In recent times there has been a lot of discussion about ebooks, platforms, licensing etc. - but what about audiobooks?
There is something nice about listening to someone read a book to you; so long as the reader does not have an annoying voice it is a rather pleasant experience. I have recently come back from a rather long road trip and for me road trips are all about good snack food and really good book/s. Audio books are a pleasure because I am able to take something mundane and boring and make it something interesting and even enjoyable.
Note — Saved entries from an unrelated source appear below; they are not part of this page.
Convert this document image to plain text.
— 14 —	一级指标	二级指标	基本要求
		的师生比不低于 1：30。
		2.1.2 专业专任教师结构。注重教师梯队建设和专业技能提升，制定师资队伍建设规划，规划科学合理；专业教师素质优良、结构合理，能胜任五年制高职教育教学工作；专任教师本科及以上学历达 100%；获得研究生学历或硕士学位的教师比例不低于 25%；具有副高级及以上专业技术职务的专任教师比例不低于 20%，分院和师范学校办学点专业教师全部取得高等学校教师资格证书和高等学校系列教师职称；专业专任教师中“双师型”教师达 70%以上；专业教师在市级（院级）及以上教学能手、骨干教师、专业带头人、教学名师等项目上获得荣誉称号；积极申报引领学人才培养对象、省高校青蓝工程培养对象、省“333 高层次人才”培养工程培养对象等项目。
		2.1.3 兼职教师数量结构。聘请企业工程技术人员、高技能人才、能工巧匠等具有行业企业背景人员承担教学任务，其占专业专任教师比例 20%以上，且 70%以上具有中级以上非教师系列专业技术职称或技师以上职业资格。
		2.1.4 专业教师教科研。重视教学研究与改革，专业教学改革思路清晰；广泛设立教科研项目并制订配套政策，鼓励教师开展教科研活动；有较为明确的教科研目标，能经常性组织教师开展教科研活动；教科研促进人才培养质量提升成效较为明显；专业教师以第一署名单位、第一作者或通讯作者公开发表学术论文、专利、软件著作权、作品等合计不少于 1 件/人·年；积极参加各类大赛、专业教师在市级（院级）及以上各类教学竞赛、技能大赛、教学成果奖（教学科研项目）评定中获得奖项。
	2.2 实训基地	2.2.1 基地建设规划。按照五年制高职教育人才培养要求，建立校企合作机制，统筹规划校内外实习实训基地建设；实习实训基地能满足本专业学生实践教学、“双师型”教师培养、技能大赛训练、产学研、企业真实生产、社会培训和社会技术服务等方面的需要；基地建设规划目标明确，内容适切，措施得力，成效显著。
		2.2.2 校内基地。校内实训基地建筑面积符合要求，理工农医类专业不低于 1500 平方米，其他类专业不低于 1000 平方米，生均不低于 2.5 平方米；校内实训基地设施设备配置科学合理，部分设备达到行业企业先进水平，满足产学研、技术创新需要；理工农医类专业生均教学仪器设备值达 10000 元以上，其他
This got me thinking: what about those people that cannot read books?
In the guardian there was a story of France leading the way on audiobooks for blind or visually impaired people, so kudos to the Association Valentin-Haüy (AVH) for making it happen.
Working in a rather specialised academic library there are very limited academic resources for those with visual impairment or other disability. In France in 2006 a law was passed requiring publishers to make their source available to certified organisations, enabling the latter to transcribe books into sound or braille - or digitally and paper - and to distribute them.
In Australia, Vision Australia has been working tirelessly to improve services for those with vision impairment and have a collection of fiction and non-fiction resources available on their website. Unfortunately, there is still a long way to go in terms of academic resources.
I would also like to take this opportunity to say thank you to the public library that introduced me to the joy of audiobooks. Back in my high school days, when there were no more copies of Harry Potter on the shelf the friendly librarian showed me to their audio collection of Harry Potter read by Stephen Fry (sample here).